I would also have a Northerner use "forgettin'" if it was a word he would say. That wasn't exclusive to Southerners--I just couldn't think of another analogous example.
I run into that all the time writing Wire fic because half the characters are dealers and speak street slang, like a lot. And I'm a white girl that grew up in the suburbs, and used to get embarrassed typing "motherfucker"(NSM, anymore)
But I like those guys and like how they talk. I want them to sound like them, but I know that some of the choices I might make might look like they have negative racial overtones. I don't want to make fun of them.
I use contractions all the time in dialogue, and often in narration, but that's not the same as misspellings. I don't think I've ever replaced "going to" with "gonna," but it'd stick out like a sore thumb in a historical.
But I'm still against misspelled dialogue on the whole, because it slows me down and makes me think about the fact that I'm reading rather than the characters and the story events, if that makes any sense.

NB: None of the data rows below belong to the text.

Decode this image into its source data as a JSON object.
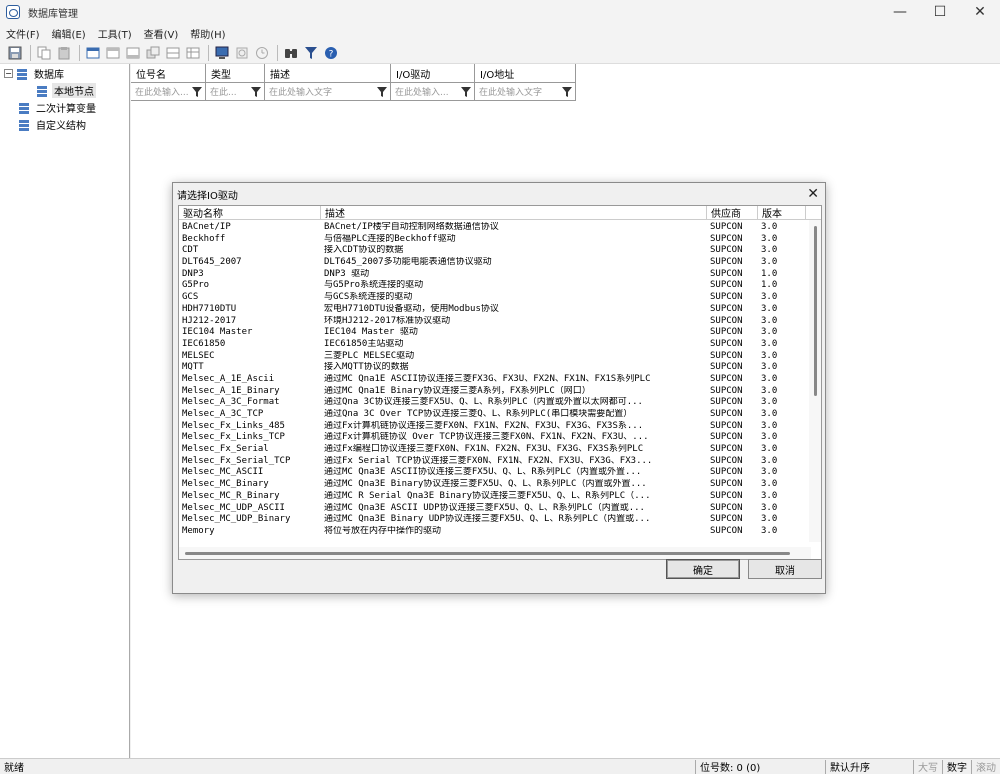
{
  "window": {
    "title": "数据库管理",
    "controls": {
      "minimize": "—",
      "maximize": "☐",
      "close": "✕"
    }
  },
  "menu": [
    "文件(F)",
    "编辑(E)",
    "工具(T)",
    "查看(V)",
    "帮助(H)"
  ],
  "toolbar": {
    "icons": [
      "save-icon",
      "copy-icon",
      "paste-icon",
      "add-icon",
      "import-icon",
      "export-icon",
      "duplicate-icon",
      "sort-icon",
      "table-icon",
      "monitor-icon",
      "refresh-icon",
      "history-icon",
      "binoculars-icon",
      "filter-icon",
      "help-icon"
    ]
  },
  "tree": {
    "items": [
      {
        "label": "数据库",
        "toggle": "−",
        "indent": 0
      },
      {
        "label": "本地节点",
        "indent": 1,
        "selected": true
      },
      {
        "label": "二次计算变量",
        "indent": 0
      },
      {
        "label": "自定义结构",
        "indent": 0
      }
    ]
  },
  "grid": {
    "columns": [
      "位号名",
      "类型",
      "描述",
      "I/O驱动",
      "I/O地址"
    ],
    "filters": [
      "在此处输入...",
      "在此...",
      "在此处输入文字",
      "在此处输入...",
      "在此处输入文字"
    ]
  },
  "dialog": {
    "title": "请选择IO驱动",
    "close": "✕",
    "columns": [
      "驱动名称",
      "描述",
      "供应商",
      "版本"
    ],
    "rows": [
      [
        "BACnet/IP",
        "BACnet/IP楼宇自动控制网络数据通信协议",
        "SUPCON",
        "3.0"
      ],
      [
        "Beckhoff",
        "与倍福PLC连接的Beckhoff驱动",
        "SUPCON",
        "3.0"
      ],
      [
        "CDT",
        "接入CDT协议的数据",
        "SUPCON",
        "3.0"
      ],
      [
        "DLT645_2007",
        "DLT645_2007多功能电能表通信协议驱动",
        "SUPCON",
        "3.0"
      ],
      [
        "DNP3",
        "DNP3 驱动",
        "SUPCON",
        "1.0"
      ],
      [
        "G5Pro",
        "与G5Pro系统连接的驱动",
        "SUPCON",
        "1.0"
      ],
      [
        "GCS",
        "与GCS系统连接的驱动",
        "SUPCON",
        "3.0"
      ],
      [
        "HDH7710DTU",
        "宏电H7710DTU设备驱动，使用Modbus协议",
        "SUPCON",
        "3.0"
      ],
      [
        "HJ212-2017",
        "环境HJ212-2017标准协议驱动",
        "SUPCON",
        "3.0"
      ],
      [
        "IEC104 Master",
        "IEC104 Master 驱动",
        "SUPCON",
        "3.0"
      ],
      [
        "IEC61850",
        "IEC61850主站驱动",
        "SUPCON",
        "3.0"
      ],
      [
        "MELSEC",
        "三菱PLC MELSEC驱动",
        "SUPCON",
        "3.0"
      ],
      [
        "MQTT",
        "接入MQTT协议的数据",
        "SUPCON",
        "3.0"
      ],
      [
        "Melsec_A_1E_Ascii",
        "通过MC Qna1E ASCII协议连接三菱FX3G、FX3U、FX2N、FX1N、FX1S系列PLC",
        "SUPCON",
        "3.0"
      ],
      [
        "Melsec_A_1E_Binary",
        "通过MC Qna1E Binary协议连接三菱A系列，FX系列PLC（网口）",
        "SUPCON",
        "3.0"
      ],
      [
        "Melsec_A_3C_Format",
        "通过Qna 3C协议连接三菱FX5U、Q、L、R系列PLC（内置或外置以太网都可...",
        "SUPCON",
        "3.0"
      ],
      [
        "Melsec_A_3C_TCP",
        "通过Qna 3C Over TCP协议连接三菱Q、L、R系列PLC(串口模块需要配置）",
        "SUPCON",
        "3.0"
      ],
      [
        "Melsec_Fx_Links_485",
        "通过Fx计算机链协议连接三菱FX0N、FX1N、FX2N、FX3U、FX3G、FX3S系...",
        "SUPCON",
        "3.0"
      ],
      [
        "Melsec_Fx_Links_TCP",
        "通过Fx计算机链协议 Over TCP协议连接三菱FX0N、FX1N、FX2N、FX3U、...",
        "SUPCON",
        "3.0"
      ],
      [
        "Melsec_Fx_Serial",
        "通过Fx编程口协议连接三菱FX0N、FX1N、FX2N、FX3U、FX3G、FX3S系列PLC",
        "SUPCON",
        "3.0"
      ],
      [
        "Melsec_Fx_Serial_TCP",
        "通过Fx Serial TCP协议连接三菱FX0N、FX1N、FX2N、FX3U、FX3G、FX3...",
        "SUPCON",
        "3.0"
      ],
      [
        "Melsec_MC_ASCII",
        "通过MC Qna3E ASCII协议连接三菱FX5U、Q、L、R系列PLC（内置或外置...",
        "SUPCON",
        "3.0"
      ],
      [
        "Melsec_MC_Binary",
        "通过MC Qna3E Binary协议连接三菱FX5U、Q、L、R系列PLC（内置或外置...",
        "SUPCON",
        "3.0"
      ],
      [
        "Melsec_MC_R_Binary",
        "通过MC R Serial Qna3E Binary协议连接三菱FX5U、Q、L、R系列PLC（...",
        "SUPCON",
        "3.0"
      ],
      [
        "Melsec_MC_UDP_ASCII",
        "通过MC Qna3E ASCII UDP协议连接三菱FX5U、Q、L、R系列PLC（内置或...",
        "SUPCON",
        "3.0"
      ],
      [
        "Melsec_MC_UDP_Binary",
        "通过MC Qna3E Binary UDP协议连接三菱FX5U、Q、L、R系列PLC（内置或...",
        "SUPCON",
        "3.0"
      ],
      [
        "Memory",
        "将位号放在内存中操作的驱动",
        "SUPCON",
        "3.0"
      ]
    ],
    "ok_label": "确定",
    "cancel_label": "取消"
  },
  "status": {
    "ready": "就绪",
    "count": "位号数: 0 (0)",
    "sort": "默认升序",
    "caps": "大写",
    "num": "数字",
    "scroll": "滚动"
  }
}
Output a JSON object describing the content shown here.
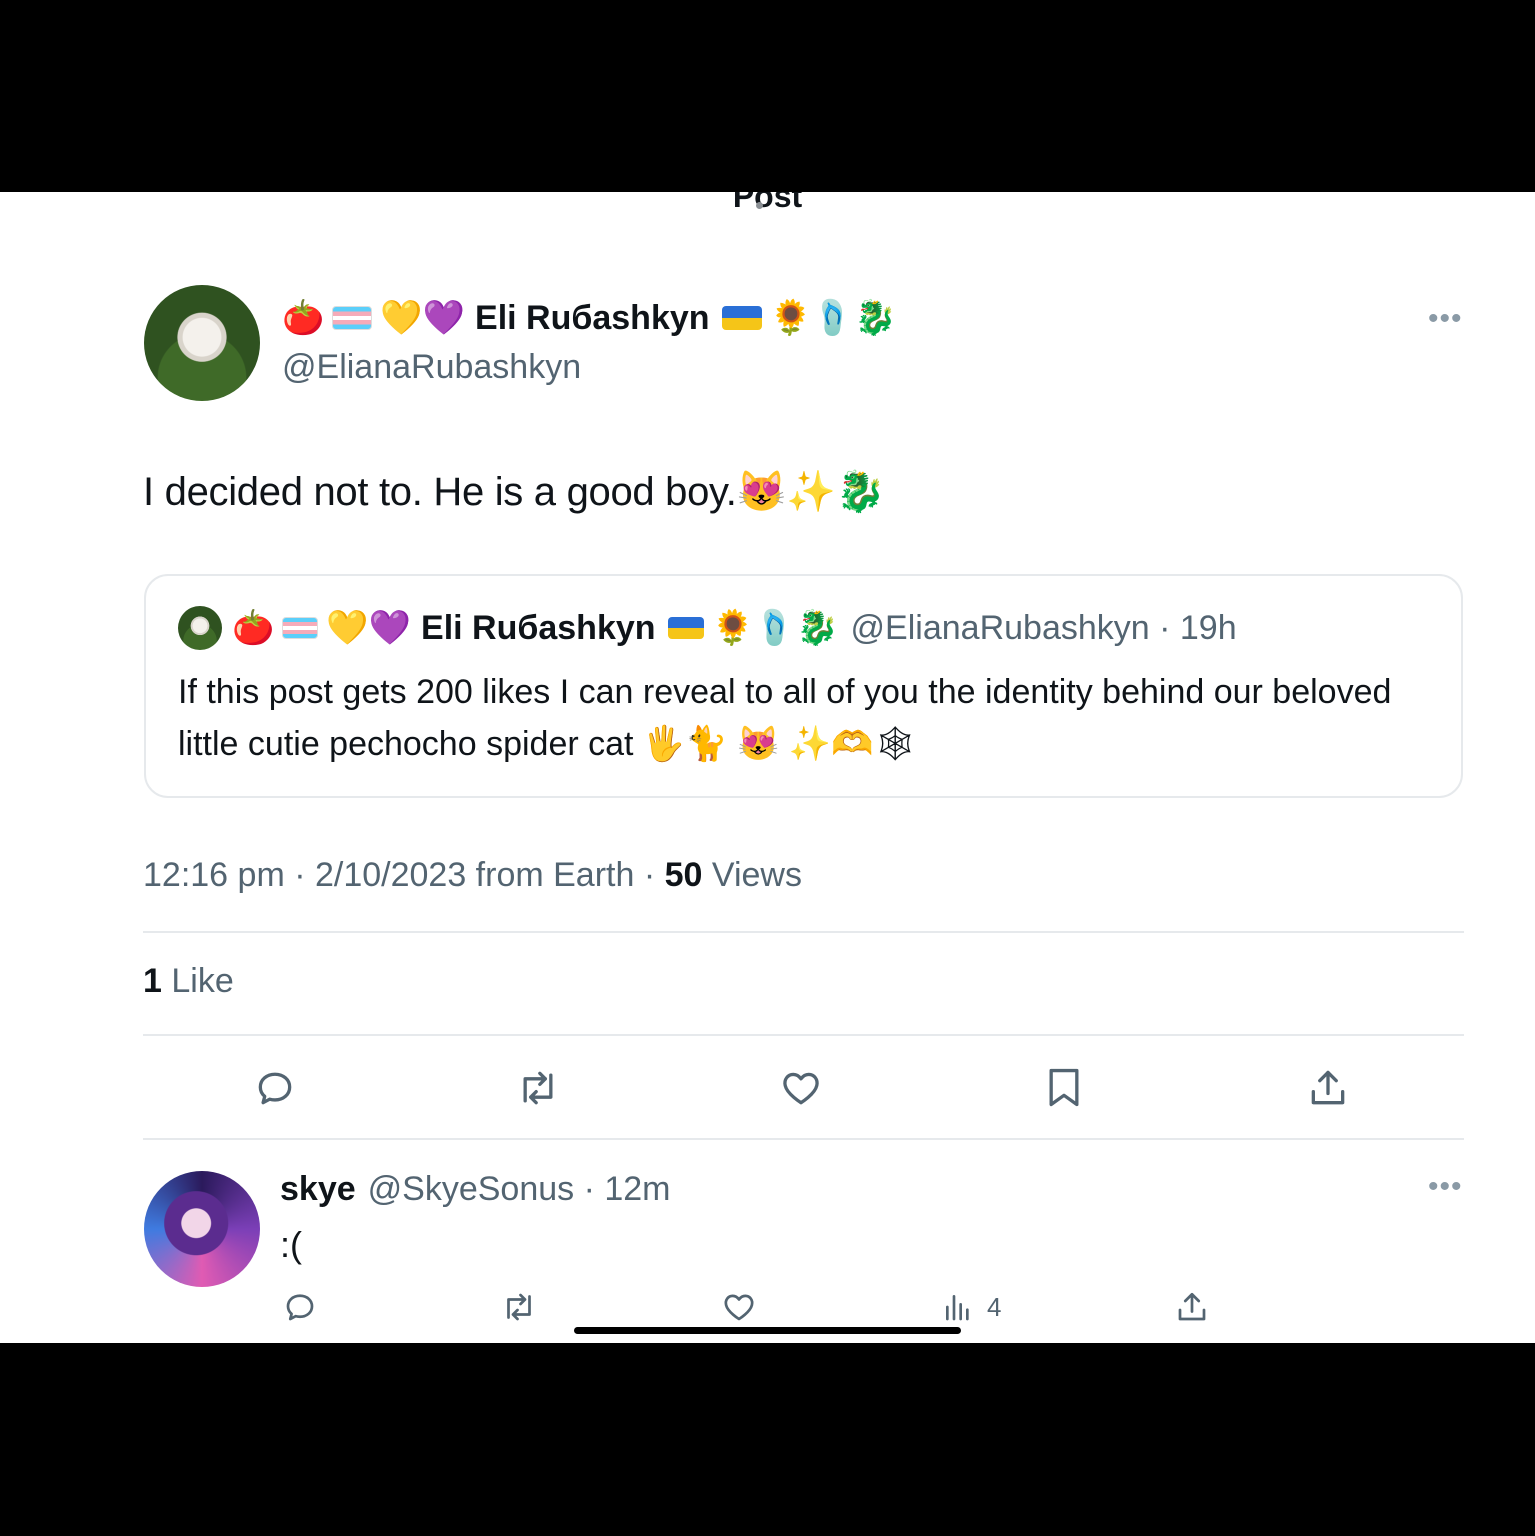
{
  "header": {
    "title": "Post"
  },
  "post": {
    "emoji_prefix": "🍅",
    "emoji_prefix2": "💛💜",
    "display_name": "Eli Ruбashkyn",
    "emoji_suffix": "🌻🩴🐉",
    "handle": "@ElianaRubashkyn",
    "text": "I decided not to. He is a good boy.😻✨🐉",
    "timestamp": "12:16 pm · 2/10/2023 from Earth · ",
    "views_count": "50",
    "views_label": " Views",
    "likes_count": "1",
    "likes_label": " Like"
  },
  "quoted": {
    "emoji_prefix": "🍅",
    "emoji_prefix2": "💛💜",
    "display_name": "Eli Ruбashkyn",
    "emoji_suffix": "🌻🩴🐉",
    "handle_time": "@ElianaRubashkyn · 19h",
    "text": "If this post gets 200 likes I can reveal to all of you the identity behind our beloved little cutie pechocho spider cat 🖐🐈 😻 ✨🫶🕸"
  },
  "reply": {
    "display_name": "skye",
    "handle_time": "@SkyeSonus · 12m",
    "text": ":(",
    "views": "4"
  },
  "icons": {
    "more": "more-icon",
    "reply": "reply-icon",
    "repost": "repost-icon",
    "like": "heart-icon",
    "bookmark": "bookmark-icon",
    "share": "share-icon",
    "views": "views-icon"
  },
  "colors": {
    "secondary_text": "#536471",
    "divider": "#e6e9ec"
  }
}
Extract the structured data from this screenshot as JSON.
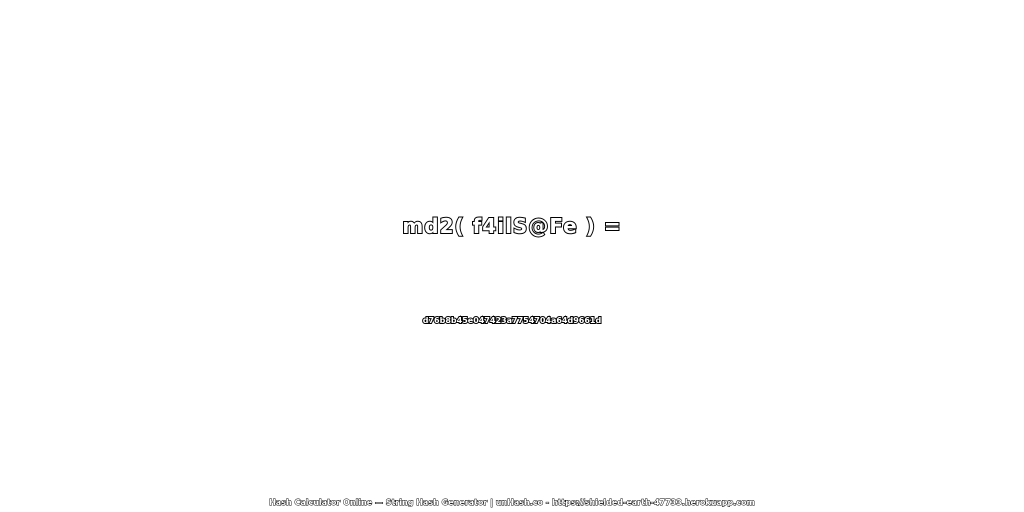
{
  "expression": "md2( f4ilS@Fe ) =",
  "hash": "d76b8b45e047423a7754704a64d9661d",
  "footer": "Hash Calculator Online — String Hash Generator | unHash.co - https://shielded-earth-47733.herokuapp.com",
  "colors": {
    "background": "#ffffff",
    "text_fill": "#ffffff",
    "text_outline": "#000000"
  }
}
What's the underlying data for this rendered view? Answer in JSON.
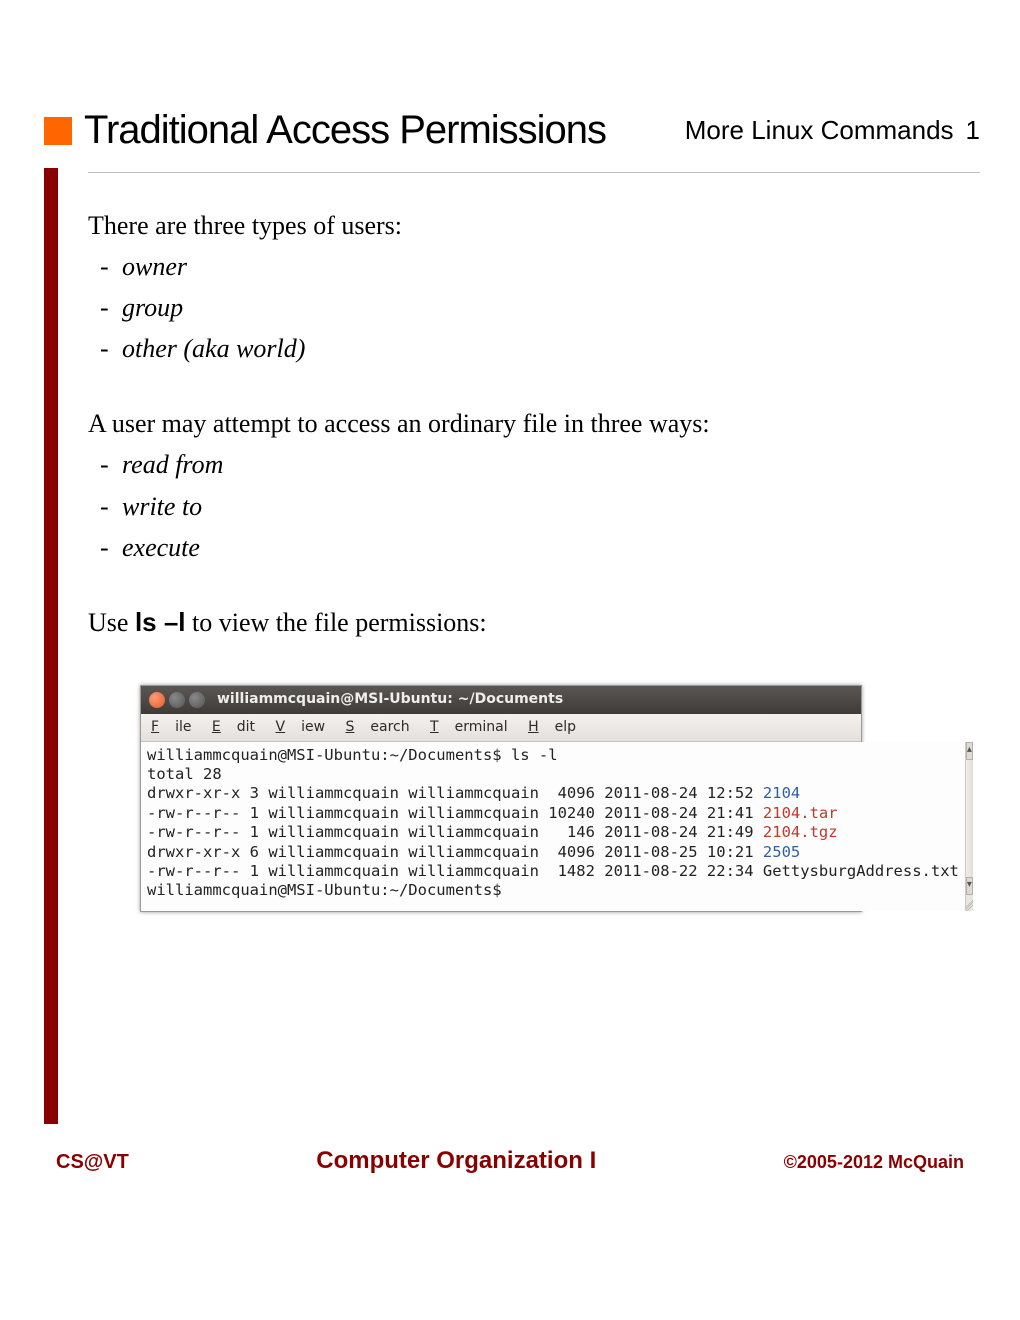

But it depends on your style and the kind of story you want to tell, too. And while I may wish that I could make my preferences into rules, I know I can't.
I use a particular style for my English characters, but that doesn't really qualify as patois; it's more the way individual characters use the King's (or, in Ringan's case, John Knox's) English.
I see exactly what you mean. If I were to write a character from New England (specifically, Cape Cod), I wouldn't try to spell out the magical migrating "R" to convey locale. I'd try to rely on things like "go get me a couple cans of tuna from down cellar" or "don't touch them boxes neither" to get across the local flavor.
Um?
It may just be a Cape thing, but my family there uses "neither" almost as an emphatic negative at the end of a sentence.
Oh. It might be. It might even be a family thing, or social circle sort of thing. I was caught short by both the "neither" and the "them boxes".
Can we talk regionalisms for a minute? Does anyone outside of Somerville say "So don't I" when they mean "So do I"?